Tourists offended by 'showers' at Auschwitz memorial entrance

Mary Bowerman
USA TODAY Network
A switched-off sprinkler on a hot day in front of the Auschwitz-Birkenau State Museum in Oswiecim, Poland. Poland is going through a spell of hot weather, with high reported at around 35 degrees Celsius.

Tourists who recently visited the Auschwitz concentration camp in Poland were shocked by misting sprinklers that evoked memories of Nazi-era gas chambers disguised as showers.

Israeli media reported that Israeli tourists felt like the shower-like misters were insensitive to the memories of the Jewish people that were killed in gas chambers during World War II.

Meir Bulka, an Israeli visiting the Auschwitz-Birkenau State Museum in Oswiecim, Poland, told The Jerusalem Post on Monday that he was shocked when he saw the "showers."

"As a Jew, who has lost so many relatives in the Holocaust, they looked like the showers that the Jews were forced to take before entering the gas chambers," Bulka said.

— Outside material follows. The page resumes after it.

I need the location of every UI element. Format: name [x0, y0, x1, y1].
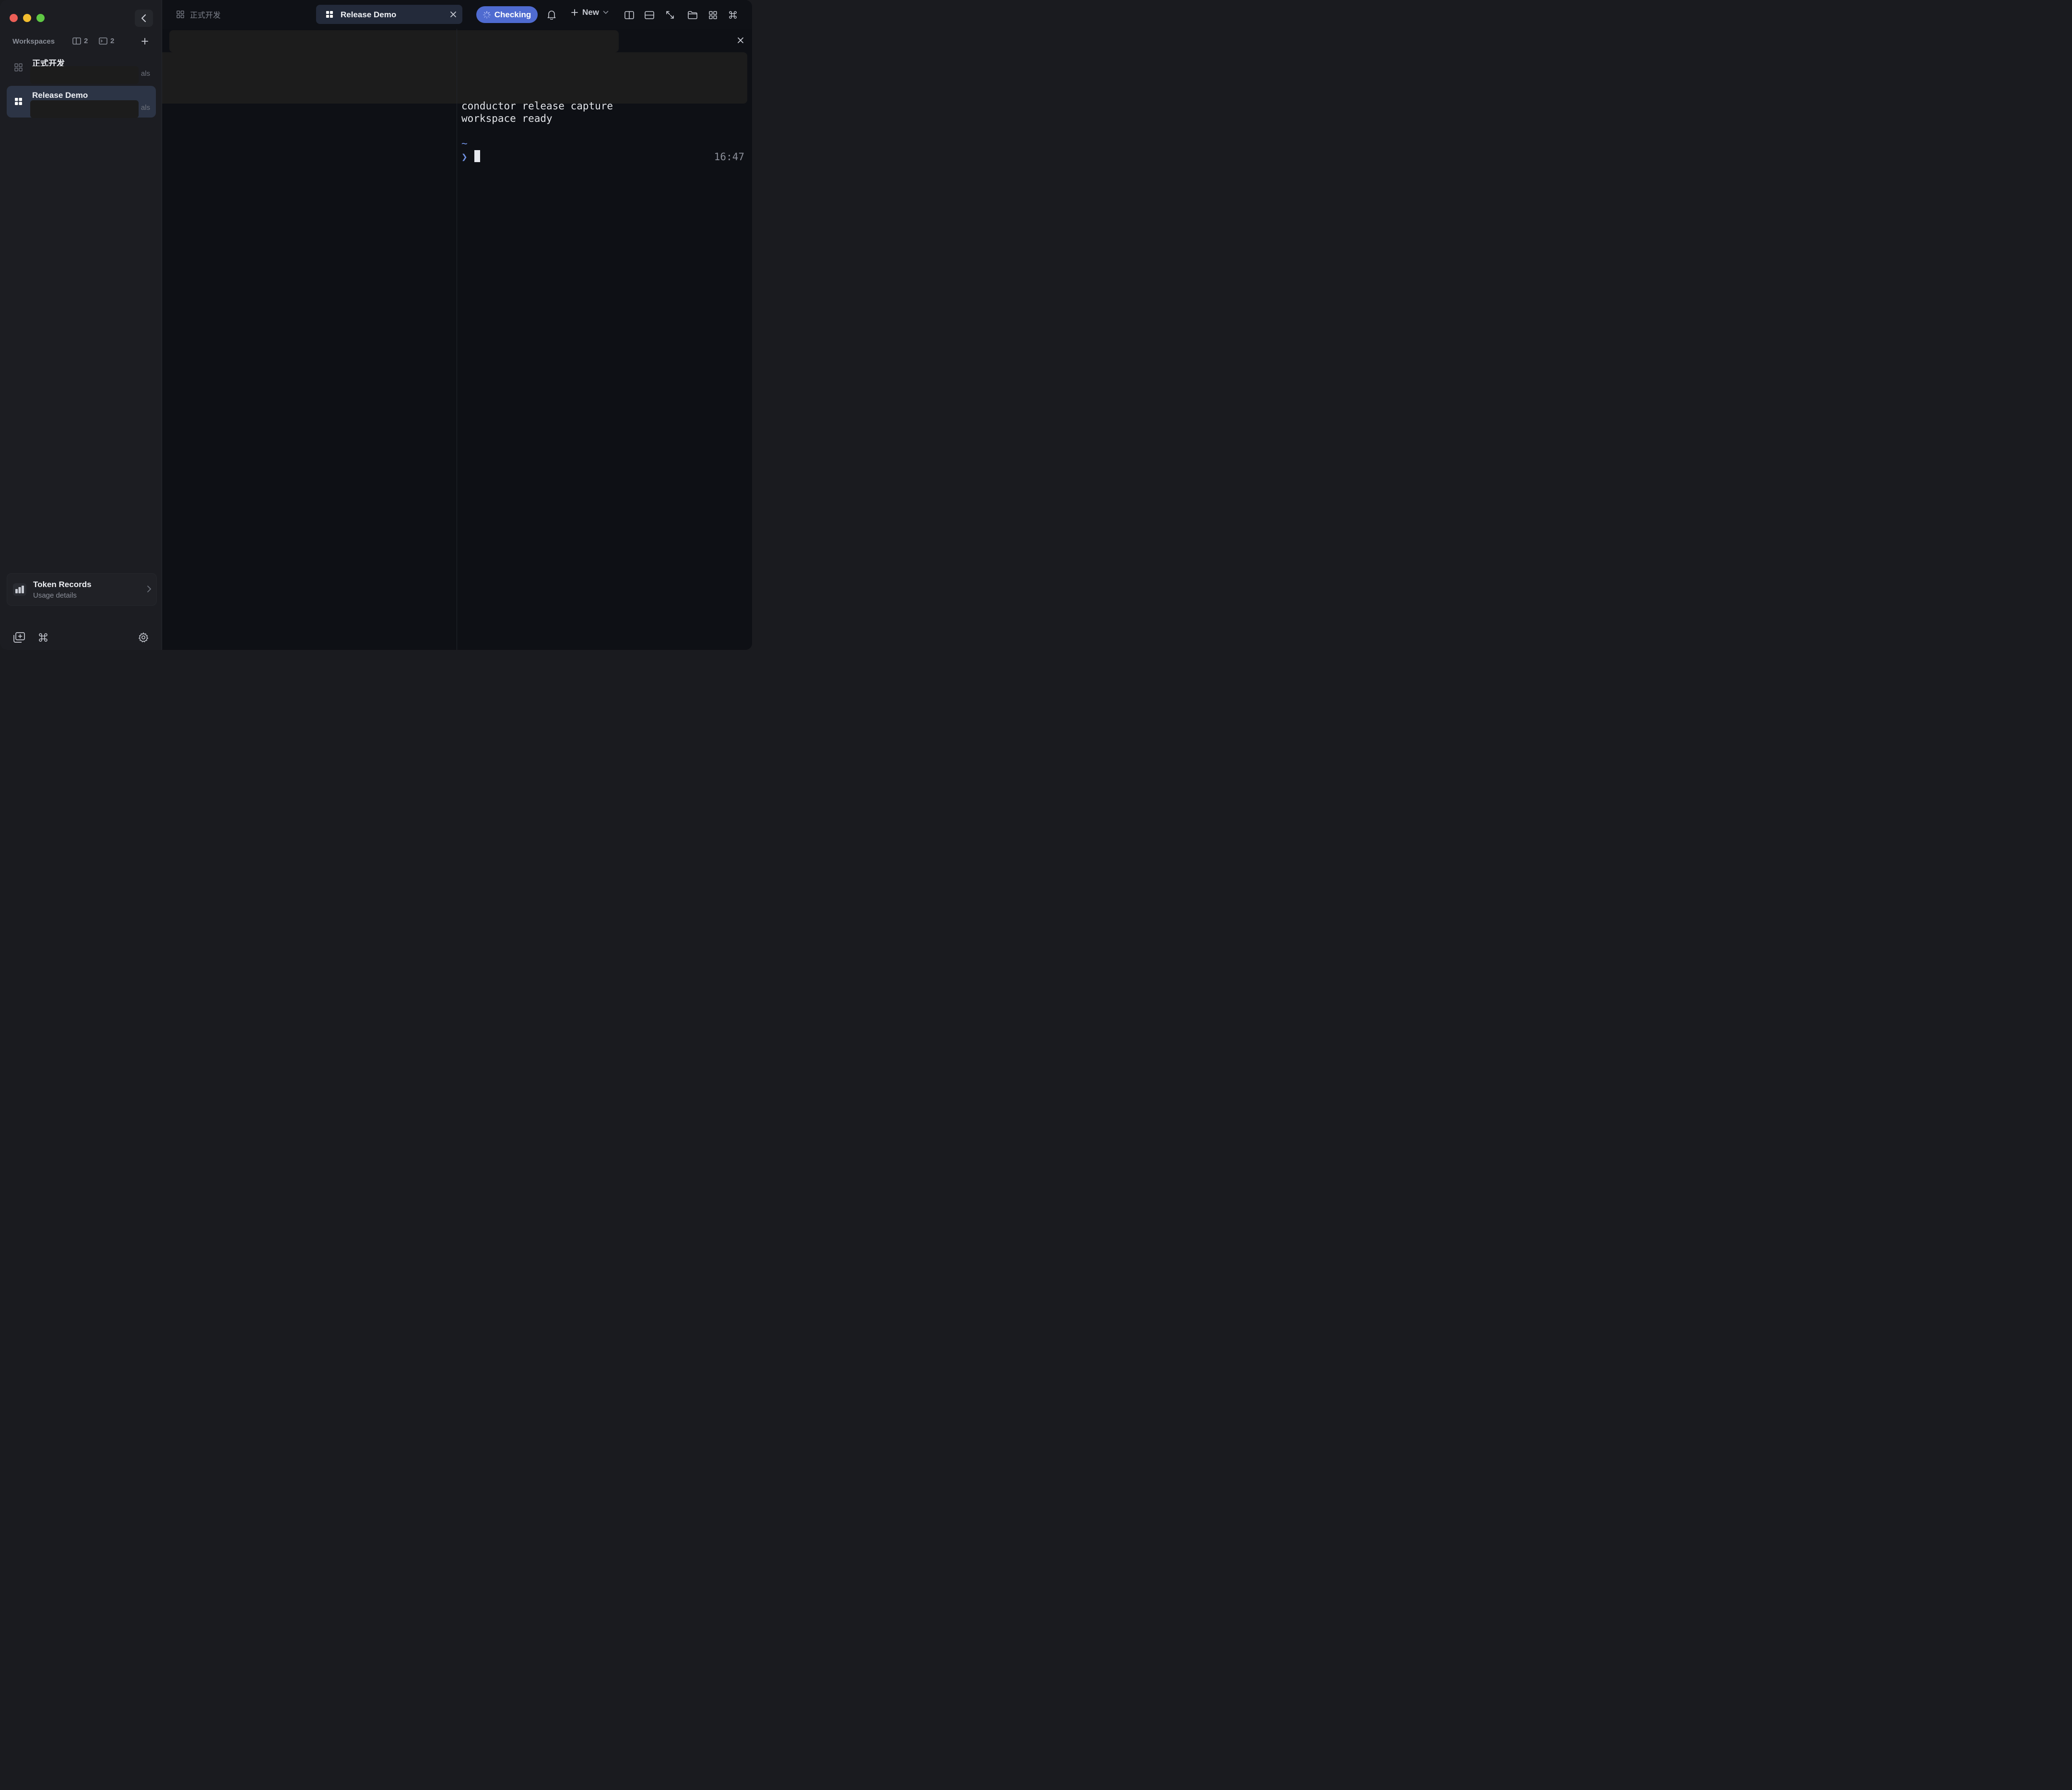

Auschwitz memorial management defended the sprinklers in a Facebook post on Aug. 31.

"Because of the extreme heat wave we have experienced in August in Poland, mist sprinklers which cool the air were placed near the entrance to the museum," the statement said.

The sprinklers were placed near a ticket line and were meant to cool visitors, the museum said, adding that several people had fainted because of the heat this year.

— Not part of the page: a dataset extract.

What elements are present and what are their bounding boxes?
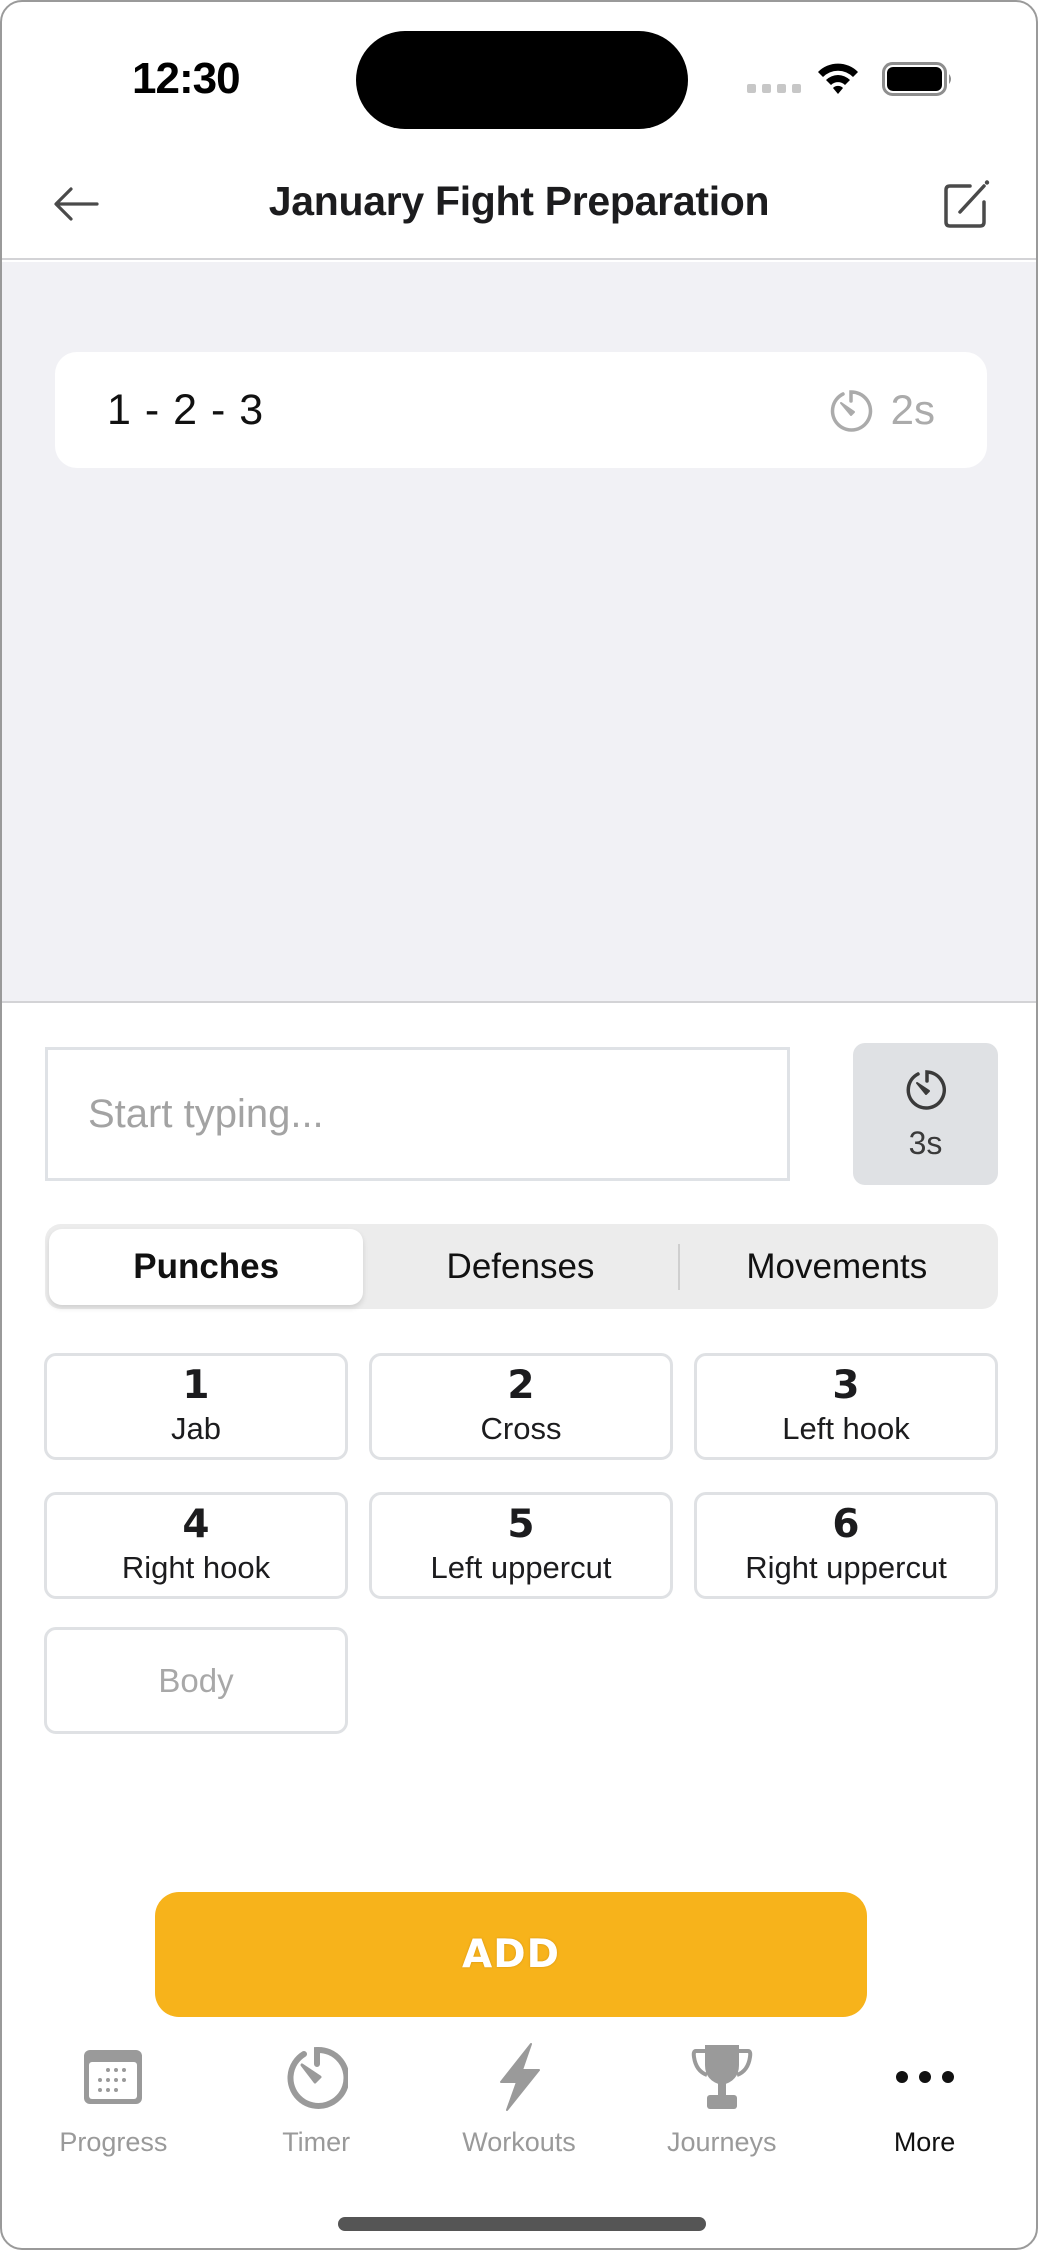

"All the Israelis felt this was very distasteful," Bulka said. "Someone called it a 'Holocaust gimmick.'"

While Bulka said the museum should be more sensitive, the museum maintains the sprinklers are installed for practical reasons.

"It is really hard for us to comment on some suggested historical references, since the mist sprinklers do not look like showers and the fake showers installed by Germans inside some of the gas chambers, were not used to deliver gas into them," the museum said.

The museum said Zyklon-B, a poisonous gas, was "dropped inside the gas chambers…through holes in the ceiling or airtight drops in walls."

An estimated one million Jews were killed at Auschwitz. Soviet troops liberated Auschwitz and nearby Birkenau near Krakow in south-central Poland in January 1945.